Sustainable Electric Vehicle Management using Coordinated Machine Learning

The purpose of this dissertation is to investigate how intelligent algorithms can support electricity customers in their complex decisions within the electricity grid. In particular, we focus on how electric vehicle (EV) owners can be supported in their charging and discharging decisions, benefiting from the information available. We examine the problem from different standpoints and show the benefits for each involved stakeholder dependent on the market conditions.
In Chapter 2, we take the perspective of an individual EV owner and design an intelligent algorithm which learning from her preferences and driving and consumption information, proposes optimized charging and discharging recommendations. These recommendations are tailored to each individual EV owner and strive to satisfy her own preferences, while at the same time ensure financial benefits on the electricity bill. We observed that besides the EV owners, the proposed algorithm creates benefits for the electricity grid in the form of peak demand reduction. Specifically, when the preference heterogeneity increases, the peak demand is reduced significantly. This leads to an emergent charging coordination which results from different preferences and driving schedules.
In Chapter 3, we extend Chapter 2 by incorporating the EV within a smart home with a photovoltaic panel.

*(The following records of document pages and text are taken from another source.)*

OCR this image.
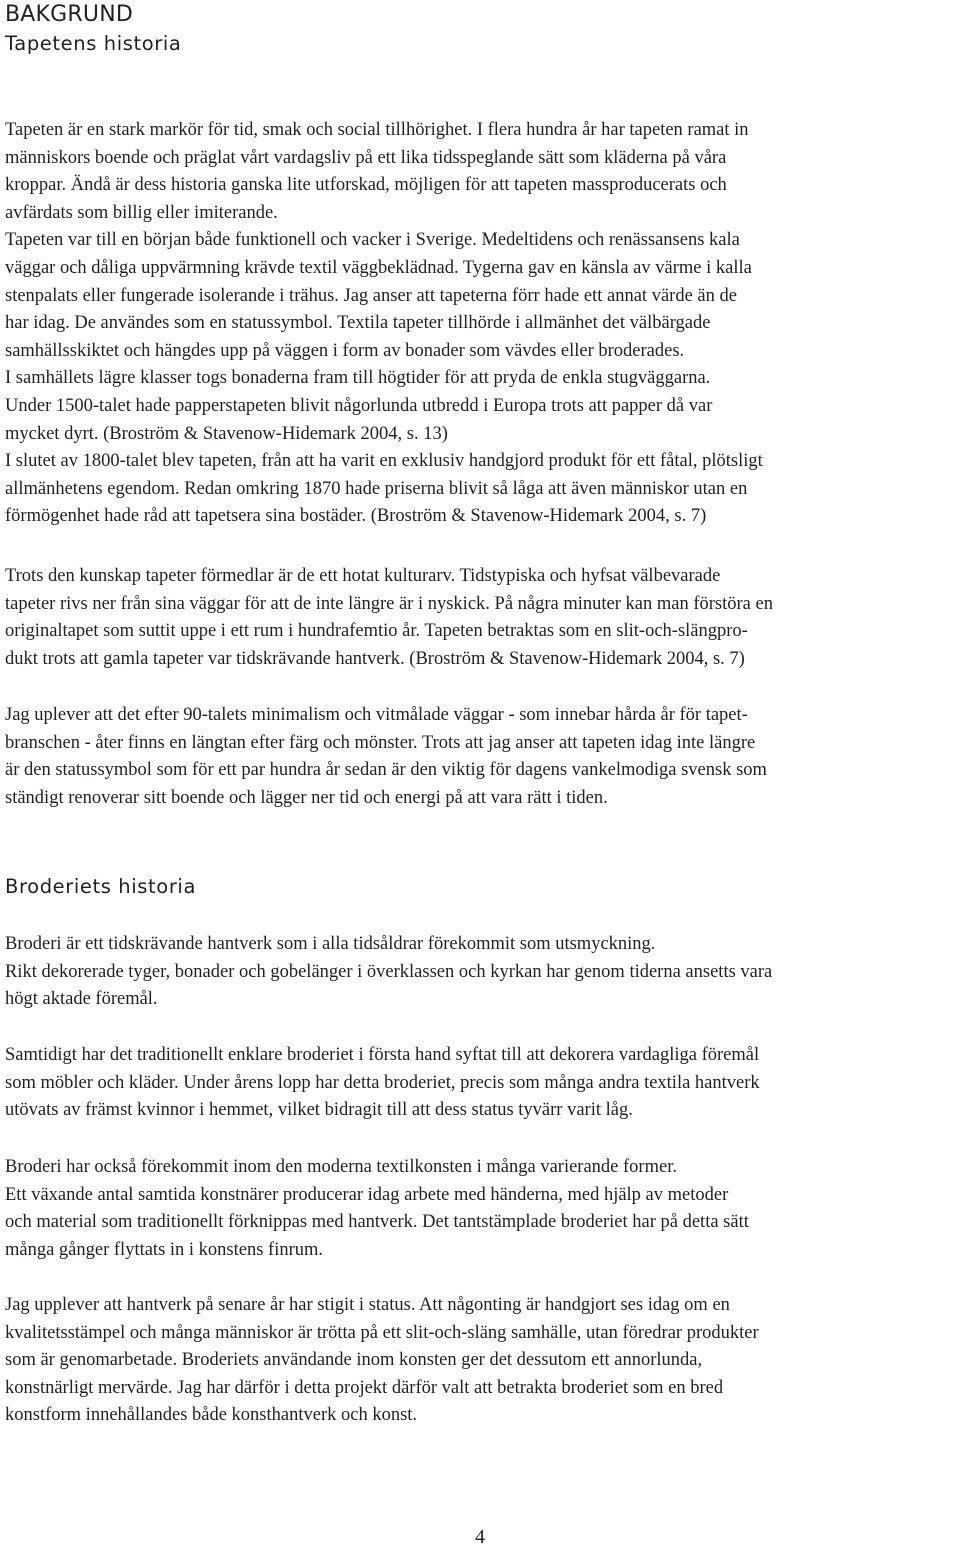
BAKGRUND
Tapetens historia

Tapeten är en stark markör för tid, smak och social tillhörighet. I flera hundra år har tapeten ramat in

människors boende och präglat vårt vardagsliv på ett lika tidsspeglande sätt som kläderna på våra

kroppar. Ändå är dess historia ganska lite utforskad, möjligen för att tapeten massproducerats och

avfärdats som billig eller imiterande.

Tapeten var till en början både funktionell och vacker i Sverige. Medeltidens och renässansens kala

väggar och dåliga uppvärmning krävde textil väggbeklädnad. Tygerna gav en känsla av värme i kalla

stenpalats eller fungerade isolerande i trähus. Jag anser att tapeterna förr hade ett annat värde än de

har idag. De användes som en statussymbol. Textila tapeter tillhörde i allmänhet det välbärgade

samhällsskiktet och hängdes upp på väggen i form av bonader som vävdes eller broderades.

I samhällets lägre klasser togs bonaderna fram till högtider för att pryda de enkla stugväggarna.

Under 1500-talet hade papperstapeten blivit någorlunda utbredd i Europa trots att papper då var

mycket dyrt. (Broström & Stavenow-Hidemark 2004, s. 13)

I slutet av 1800-talet blev tapeten, från att ha varit en exklusiv handgjord produkt för ett fåtal, plötsligt

allmänhetens egendom. Redan omkring 1870 hade priserna blivit så låga att även människor utan en

förmögenhet hade råd att tapetsera sina bostäder. (Broström & Stavenow-Hidemark 2004, s. 7)

Trots den kunskap tapeter förmedlar är de ett hotat kulturarv. Tidstypiska och hyfsat välbevarade

tapeter rivs ner från sina väggar för att de inte längre är i nyskick. På några minuter kan man förstöra en

originaltapet som suttit uppe i ett rum i hundrafemtio år. Tapeten betraktas som en slit-och-slängpro-

dukt trots att gamla tapeter var tidskrävande hantverk. (Broström & Stavenow-Hidemark 2004, s. 7)

Jag uplever att det efter 90-talets minimalism och vitmålade väggar - som innebar hårda år för tapet-

branschen - åter finns en längtan efter färg och mönster. Trots att jag anser att tapeten idag inte längre

är den statussymbol som för ett par hundra år sedan är den viktig för dagens vankelmodiga svensk som

ständigt renoverar sitt boende och lägger ner tid och energi på att vara rätt i tiden.

Broderiets historia

Broderi är ett tidskrävande hantverk som i alla tidsåldrar förekommit som utsmyckning.

Rikt dekorerade tyger, bonader och gobelänger i överklassen och kyrkan har genom tiderna ansetts vara

högt aktade föremål.

Samtidigt har det traditionellt enklare broderiet i första hand syftat till att dekorera vardagliga föremål

som möbler och kläder. Under årens lopp har detta broderiet, precis som många andra textila hantverk

utövats av främst kvinnor i hemmet, vilket bidragit till att dess status tyvärr varit låg.

Broderi har också förekommit inom den moderna textilkonsten i många varierande former.

Ett växande antal samtida konstnärer producerar idag arbete med händerna, med hjälp av metoder

och material som traditionellt förknippas med hantverk. Det tantstämplade broderiet har på detta sätt

många gånger flyttats in i konstens finrum.

Jag upplever att hantverk på senare år har stigit i status. Att någonting är handgjort ses idag om en

kvalitetsstämpel och många människor är trötta på ett slit-och-släng samhälle, utan föredrar produkter

som är genomarbetade. Broderiets användande inom konsten ger det dessutom ett annorlunda,

konstnärligt mervärde. Jag har därför i detta projekt därför valt att betrakta broderiet som en bred

konstform innehållandes både konsthantverk och konst.

4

The main goal of this study is to examine how accurate solar generation forecasting can be useful for charging the EV and make the best out of renewable sources. We propose a supervised learning algorithm which estimates the solar generation output from the weather conditions. We observe that the algorithm is capable of reducing the electricity costs on the customer side, since significant amount of EV charging is done with renewable energy and capable of increasing the levels of sustainability on the grid.
In Chapter 4, we examine the problem from the grid operator’s point of view, taking a top-down approach. We propose an auction mechanism that has as its main goal to service as many EV owners as possible, given a certain grid capacity. We show that an important parameter in scheduling the EV charging is the cost that each customer incurs from any potential delay. We prove the properties of the optimal EV charging scheduling and show that using the proposed mechanism reduces both the peak electricity demand and the overall delay in the grid.

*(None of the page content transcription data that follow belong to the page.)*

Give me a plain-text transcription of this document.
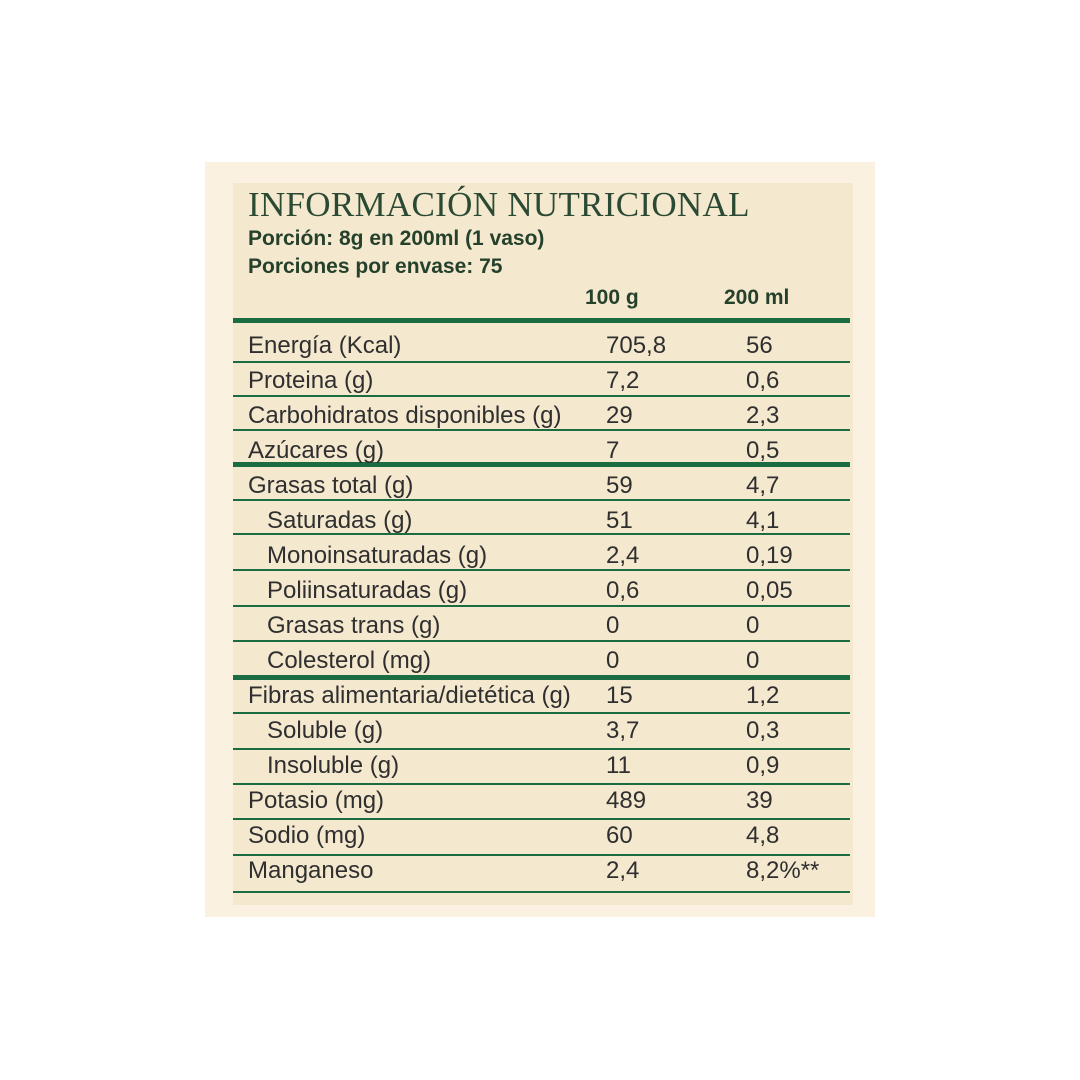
INFORMACIÓN NUTRICIONAL
Porción: 8g en 200ml (1 vaso)
Porciones por envase: 75
100 g	200 ml
Energía (Kcal)	705,8	56
Proteina (g)	7,2	0,6
Carbohidratos disponibles (g) 29	2,3
Azúcares (g)	7	0,5
Grasas total (g)	59	4,7
Saturadas (g)	51	4,1
Monoinsaturadas (g)	2,4	0,19
Poliinsaturadas (g)	0,6	0,05
Grasas trans (g)	0	0
Colesterol (mg)	0	0
Fibras alimentaria/dietética (g) 15	1,2
Soluble (g)	3,7	0,3
Insoluble (g)	11	0,9
Potasio (mg)	489	39
Sodio (mg)	60	4,8
Manganeso	2,4	8,2%**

In Chapter 5, we propose a hybrid mechanism which combines benefits from top-down and bottom-up approaches. This mechanism is based on dynamic price functions that are able to incentivize EV customers to delay their charging duration when there is no urgency. We show that the overall peak demand is reduced and that the herding effects, that might appear in traditional pricing schemes, are mitigated. Furthermore, the proposed mechanism is dynamic and learns from the EV customer portfolio, resulting to fast adaptability when the market conditions change.

Overall, this dissertation contributes to the academic literature with new algorithms that can leverage the power of data available and personalize EV charging recommendations. It also contributes to practice by providing useful insights to the involved stakeholders such as grid operators, energy utility companies, individual customers and automotive companies with respect to creating the right incentives for EV adoption. Finally, it adds to the very important discussion about sustainability, since it proposes ways to reduce carbon footprint and benefit the most from the available renewable sources.